Published: 02-03-2023 11:30 | Updated: 06-03-2023 09:24

Jenny Mjösberg awarded the 2023 Göran Gustafsson Prize in medicine

Jenny Mjösberg
Jenny Mjösberg Photo: Ulf Sirborn

Jenny Mjösberg, Professor of Tissue Immunology at Karolinska Institutet, is one of five researchers to be awarded the Göran Gustafsson Prize this year. The prize is intended for young researchers in medicine, molecular biology, chemistry, physics and mathematics and is awarded by the Göran Gustafsson Foundations in collaboration with the Royal Swedish Academy of Sciences.
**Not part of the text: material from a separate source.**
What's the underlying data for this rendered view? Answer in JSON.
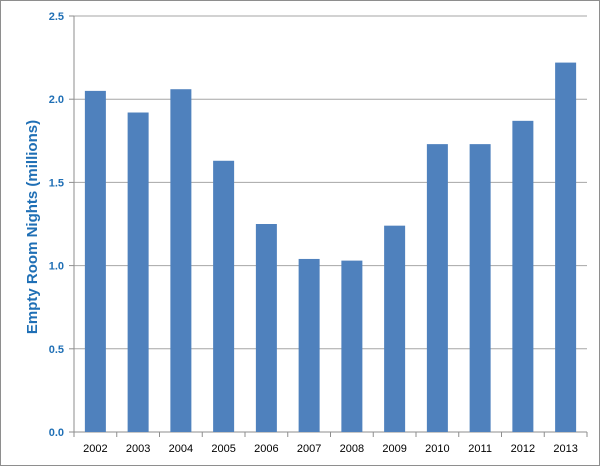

The prize sum is SEK 6 million, of which SEK 300,000 is a personal prize and the remaining amount is awarded as a research grant over three years. Jenny Mjösberg, who is a researcher at the Center for Infectious Medicine, at the Department of Medicine Huddinge,  receives the Göran Gustafsson Prize in medicine for her research about the body's innate immune system, which can lead to better therapies for intestinal diseases.

Her research group works, among other things, to analyse intestinal samples from patients with inflammatory bowel disease (IBD) and cancer of the intestine. The aim is both to learn more about the intestinal immune system and about which patients respond to treatment and why.

Find new targets for therapies

“What we want to achieve with our research is first and foremost to create a greater understanding of the immune system in the human gut, which we still don’t know enough about”, says Jenny Mjösberg in a press release from the Royal Swedish Academy of Sciences (in translation from Swedish). “This will make it possible to find new targets for therapies in the future. We also try to find out which patients will respond well to the treatments that is available today, and this part of our research may be of benefit to patients in the nearby future.”

The Göran Gustafsson Prize has existed since 1991. The foundation awarding the prize was created after a donation by the entrepreneur and businessman Göran Gustafsson (1919–2003). The prize awardees must be no more than 45 years old and intend to carry out most of their research in Sweden. The other three recipients of this year's Göran Gustafsson Prize are researchers at Stockholm University (physics), KTH (mathematics), and Lund University (chemistry).